Herbed polenta with gorgonzola variations: You can substitute other herbs such as rosemary, basil or sage for the oregano or marjoram. • For grilled polenta with sautéed leeks and herbs, make the polenta mixture without the herbs. Melt 3 tablespoons margarine in a pan, add 2 finely chopped leeks and 2 crushed garlic cloves, and cook over medium heat for about 10 minutes or until soft, stirring occasionally. Stir in 4 tablespoons dry sherry and simmer briefly, then stir in 2–4 tablespoons chopped fresh mixed herbs and season to taste with pepper. Broil the polenta slices until the tops are lightly browned on each side, then top with the hot leek mixture and serve.

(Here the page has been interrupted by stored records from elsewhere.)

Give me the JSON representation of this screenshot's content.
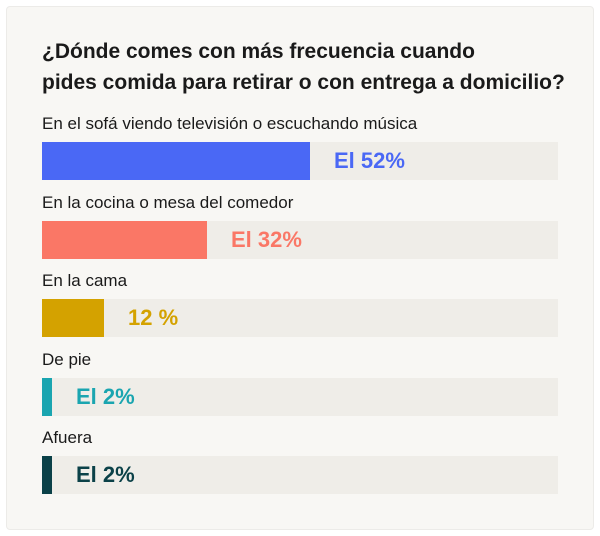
{
  "chart_data": {
    "type": "bar",
    "title_lines": [
      "¿Dónde comes con más frecuencia cuando",
      "pides comida para retirar o con entrega a domicilio?"
    ],
    "categories": [
      "En el sofá viendo televisión o escuchando música",
      "En la cocina o mesa del comedor",
      "En la cama",
      "De pie",
      "Afuera"
    ],
    "values": [
      52,
      32,
      12,
      2,
      2
    ],
    "value_labels": [
      "El 52%",
      "El 32%",
      "12 %",
      "El 2%",
      "El 2%"
    ],
    "colors": [
      "#4a68f5",
      "#fa7766",
      "#d4a200",
      "#1aa5b0",
      "#0b4148"
    ],
    "xlim": [
      0,
      100
    ],
    "orientation": "horizontal"
  }
}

Per serving: 264 calories, 8 g protein, 11 g total fat, 4 g saturated fat, 18 mg cholesterol, 33 g total carbohydrate, 5 g sugars, 2 g fibre, 937 mg sodium
Like wheat and other grains, corn (from which polenta is made) is rich in starchy carbohydrate and low in fat. Gorgonzola is a semi-hard, blue-veined cheese with a rich, full flavour, while ricotta is much milder, and lower in fat. Mixing the two cheeses together helps to keep the total fat content of this dish healthy.